B en and Winifred Nicholson were married in 1920 and immediately set off on their honeymoon touring Italian cities and lapping up the influence of Italian Primitives such as Piero della Francesca, beginning what was to remain a life long love affair with the continent.
They were lucky enough to settle on the slopes of Monte Bré overlooking Lake Lugano where Winifred’s father bought the Villa Capriccio. Nicholson later recalled how ‘each day was a miracle of sunlight, each evening a wonder of stars’.
Here they painted the villa interior white and Ben fashioned a studio from one of the small rooms. They spent each winter there until 1924, walking and painting, and Ben produced one of his earliest masterpieces – 1921-3 (Cortivallo, Lugano) now in the Tate Collection, London – which reveals the strong influence of cubism on his work of the period. This early experience of the Italian lakes stayed with him and following the Second World War, and the resultant restrictions for travel, he began an ongoing series of works referencing visits to Tuscany, Lazio and Umbria.
Although he was clearly inspired by the monumental Italian architecture and the surrounding landscape, it is significant in light of his avant-garde achievements that one of his favourite subjects remained the traditional genre subject of the still life. Feb 15 - 49 (Siena) focuses directly on the table top objects themselves; the goblet, glass and mug each delineated in Nicholson's trademark style and framed in the distance by the elegant silhouette of the Tuscan Hills.
"I have favourite places – Mycenae and Pisa, and Siena, for instance – and I feel that in a previous life I must have laid two or three of the stones in Siena Cathedral."
Nicholson had been interested in still life from an early stage in his career and later recalled that 'of course I owe a lot to my father – especially to his poetic idea and to his still life theme. That didn't come from Cubism...but from my father'. Although painted in 1949, Feb 15 - 49 (Siena) is highly reminiscent of Nicholson's style that he developed in the 1920s when they had experienced the French avant-garde first hand; to-ing and fro-ing between the Villa Capriccio in Winter and London and Cumberland during the summer took them through Paris during the vital years of the Kahnweiler sales when they would have witnessed major cubist masterpieces first hand.

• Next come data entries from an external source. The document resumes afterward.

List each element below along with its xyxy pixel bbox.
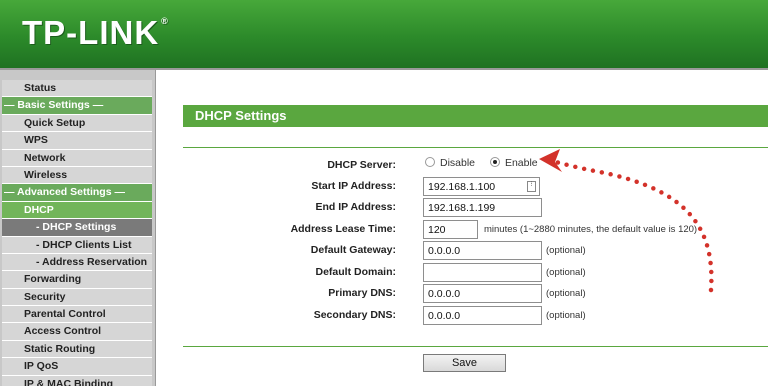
- disable-radio-label: Disable: [440, 157, 476, 169]
- lease-time-label: Address Lease Time:: [290, 223, 396, 235]
- domain-input[interactable]: [423, 263, 542, 282]
- sidebar-item-status[interactable]: Status: [2, 80, 152, 98]
- end-ip-input[interactable]: 192.168.1.199: [423, 198, 542, 217]
- dhcp-server-radio-group: Disable Enable: [425, 157, 550, 169]
- domain-optional-note: (optional): [546, 267, 586, 278]
- gateway-row: Default Gateway: 0.0.0.0 (optional): [157, 241, 768, 261]
- end-ip-label: End IP Address:: [315, 201, 396, 213]
- sidebar-item-address-reservation[interactable]: - Address Reservation: [2, 253, 152, 272]
- primary-dns-optional-note: (optional): [546, 288, 586, 299]
- sidebar-item-security[interactable]: Security: [2, 288, 152, 307]
- enable-radio[interactable]: [489, 157, 500, 167]
- domain-label: Default Domain:: [315, 266, 396, 278]
- primary-dns-label: Primary DNS:: [328, 287, 396, 299]
- sidebar-item-advanced-settings: — Advanced Settings —: [2, 184, 152, 202]
- save-button[interactable]: Save: [423, 354, 506, 372]
- sidebar-item-quick-setup[interactable]: Quick Setup: [2, 114, 152, 133]
- sidebar-item-wps[interactable]: WPS: [2, 132, 152, 150]
- disable-radio[interactable]: [425, 157, 435, 167]
- gateway-input[interactable]: 0.0.0.0: [423, 241, 542, 260]
- header-banner: TP-LINK ®: [0, 0, 768, 68]
- main-panel: DHCP Settings DHCP Server: Disable Enabl…: [157, 70, 768, 386]
- secondary-dns-input[interactable]: 0.0.0.0: [423, 306, 542, 325]
- start-ip-input[interactable]: 192.168.1.100 ⁝: [423, 177, 540, 196]
- sidebar-item-dhcp-settings[interactable]: - DHCP Settings: [2, 219, 152, 237]
- secondary-dns-row: Secondary DNS: 0.0.0.0 (optional): [157, 306, 768, 326]
- lease-time-note: minutes (1~2880 minutes, the default val…: [484, 224, 698, 235]
- top-divider: [183, 147, 768, 148]
- primary-dns-row: Primary DNS: 0.0.0.0 (optional): [157, 284, 768, 304]
- page-title: DHCP Settings: [195, 108, 287, 123]
- secondary-dns-label: Secondary DNS:: [313, 309, 396, 321]
- section-title-bar: DHCP Settings: [183, 105, 768, 127]
- lease-time-input[interactable]: 120: [423, 220, 478, 239]
- gateway-optional-note: (optional): [546, 245, 586, 256]
- secondary-dns-optional-note: (optional): [546, 310, 586, 321]
- sidebar-nav: Status — Basic Settings — Quick Setup WPS Ne…: [2, 80, 152, 386]
- autofill-icon[interactable]: ⁝: [527, 181, 536, 192]
- sidebar-item-parental-control[interactable]: Parental Control: [2, 306, 152, 324]
- primary-dns-input[interactable]: 0.0.0.0: [423, 284, 542, 303]
- sidebar-item-basic-settings: — Basic Settings —: [2, 97, 152, 115]
- sidebar-item-access-control[interactable]: Access Control: [2, 323, 152, 341]
- sidebar: Status — Basic Settings — Quick Setup WPS Ne…: [0, 70, 156, 386]
- start-ip-label: Start IP Address:: [311, 180, 396, 192]
- sidebar-item-wireless[interactable]: Wireless: [2, 166, 152, 185]
- sidebar-item-ip-mac-binding[interactable]: IP & MAC Binding: [2, 375, 152, 386]
- sidebar-item-dhcp-clients-list[interactable]: - DHCP Clients List: [2, 236, 152, 254]
- gateway-label: Default Gateway:: [310, 244, 396, 256]
- sidebar-item-ip-qos[interactable]: IP QoS: [2, 358, 152, 376]
- sidebar-item-network[interactable]: Network: [2, 149, 152, 167]
- start-ip-row: Start IP Address: 192.168.1.100 ⁝: [157, 177, 768, 197]
- sidebar-item-static-routing[interactable]: Static Routing: [2, 340, 152, 359]
- sidebar-item-dhcp[interactable]: DHCP: [2, 201, 152, 220]
- enable-radio-label: Enable: [504, 157, 538, 169]
- dhcp-server-row: DHCP Server: Disable Enable: [157, 156, 768, 176]
- domain-row: Default Domain: (optional): [157, 263, 768, 283]
- tp-link-logo: TP-LINK ®: [22, 14, 169, 51]
- bottom-divider: [183, 346, 768, 347]
- sidebar-item-forwarding[interactable]: Forwarding: [2, 271, 152, 289]
- lease-time-row: Address Lease Time: 120 minutes (1~2880 …: [157, 220, 768, 240]
- dhcp-server-label: DHCP Server:: [327, 159, 396, 171]
- end-ip-row: End IP Address: 192.168.1.199: [157, 198, 768, 218]
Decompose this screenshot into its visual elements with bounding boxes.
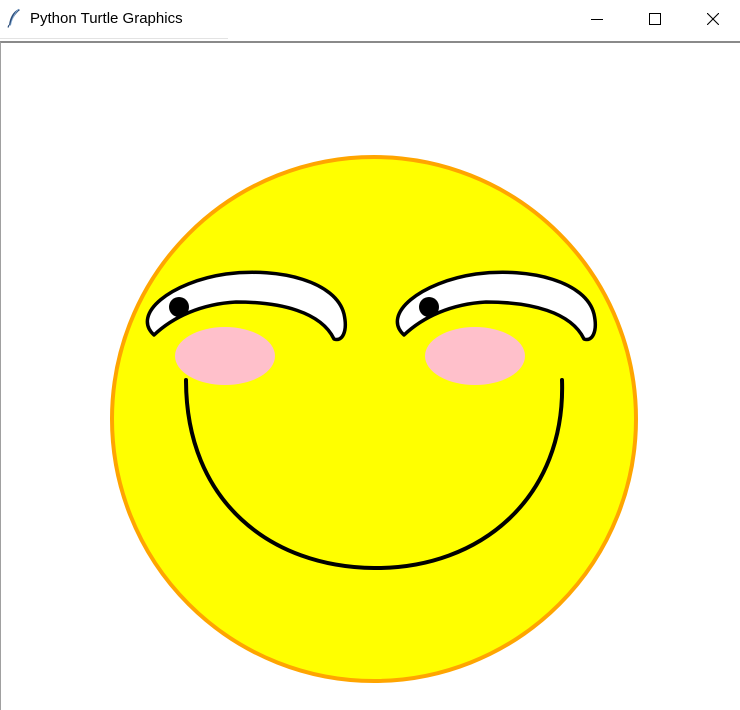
- left-pupil: [169, 297, 189, 317]
- window-title: Python Turtle Graphics: [30, 10, 183, 27]
- feather-icon: [7, 8, 20, 28]
- close-icon: [707, 13, 719, 25]
- title-divider: [0, 38, 228, 39]
- right-pupil: [419, 297, 439, 317]
- minimize-icon: [591, 19, 603, 20]
- turtle-window: Python Turtle Graphics: [0, 0, 740, 710]
- left-cheek: [175, 327, 275, 385]
- canvas-frame: [0, 41, 740, 710]
- close-button[interactable]: [684, 0, 740, 38]
- title-bar[interactable]: Python Turtle Graphics: [0, 0, 740, 38]
- maximize-button[interactable]: [626, 0, 684, 38]
- minimize-button[interactable]: [568, 0, 626, 38]
- maximize-icon: [649, 13, 661, 25]
- right-cheek: [425, 327, 525, 385]
- turtle-canvas[interactable]: [1, 43, 740, 710]
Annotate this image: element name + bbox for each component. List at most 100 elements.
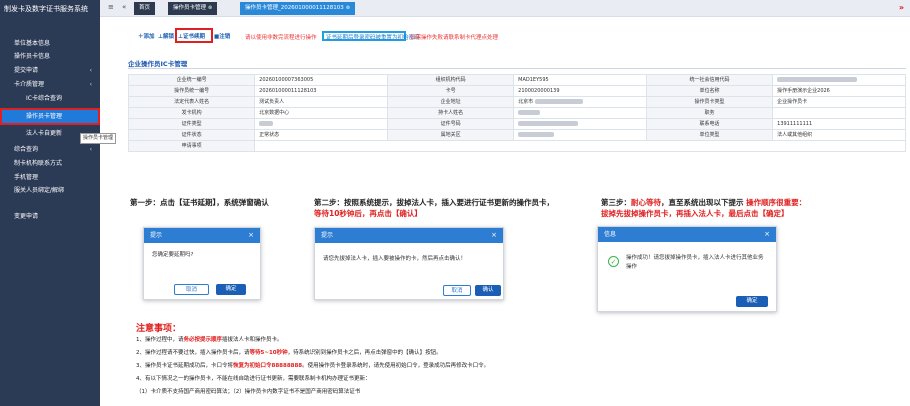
button-label: 解锁 (163, 34, 175, 40)
table-value: 企业操作员卡 (772, 96, 906, 108)
table-value: 20260100007363005 (254, 74, 388, 86)
redacted-value (534, 99, 583, 104)
dialog-title: 提示 (321, 232, 334, 239)
cancel-card-button[interactable]: ■注销 (214, 32, 230, 43)
redacted-value (518, 110, 541, 115)
tab-label: 操作员卡管理 (173, 5, 207, 11)
sidebar-item-label: 操作员卡信息 (14, 53, 51, 60)
table-label: 证件状态 (127, 129, 256, 141)
table-value (772, 74, 906, 86)
step-3-part: 第三步： (601, 198, 631, 207)
cancel-button[interactable]: 取消 (174, 284, 209, 295)
table-label: 组织机构代码 (386, 74, 515, 86)
table-label: 申请事项 (127, 140, 256, 152)
note-1: 1、操作过程中，请务必按提示顺序插拔法人卡和操作员卡。 (136, 336, 283, 344)
menu-icon[interactable]: ≡ (108, 3, 114, 11)
sidebar-item-label: 法人卡自更新 (26, 130, 63, 137)
notice-text: 如需操作失败请联系制卡代理点处理 (410, 35, 499, 41)
sidebar-item-label: 单位基本信息 (14, 40, 51, 47)
table-value: 法人或其他组织 (772, 129, 906, 141)
dialog-message: 您确定要延期吗? (152, 252, 194, 258)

The interlocking shapes and stylised lines of the central still life in Feb 15 - 49 (Siena) clearly allude to cubist influences and more specifically to Picasso and Braque's Synthetic Cubism that they developed together in the first decade of the 20th Century.
The first owners of the present work were the magazine publisher Sir Edward and his wife Lady Hulton. Following in the footsteps of his father who had founded several Manchester newspapers and once owned the London Evening Standard, Sir Edward founded the Hulton Press in 1937. He published several weekly magazines including Farmer's Weekly, Eagle, Girl and the pocket-sized Lillput magazine though his most famous title was Picture Post, founded in 1938. Picture Post had pioneered photojournalism in Britain and was bought by millions during World War II.
Appearing in public for the first time in over a decade Feb 15 – 49 (Siena) showcases Nicholson’s unrivalled understand and interpretation of the still life genre, and will feature as a highlight of Sotheby’s 19th November Evening Sale of Modern & Post-War British Art.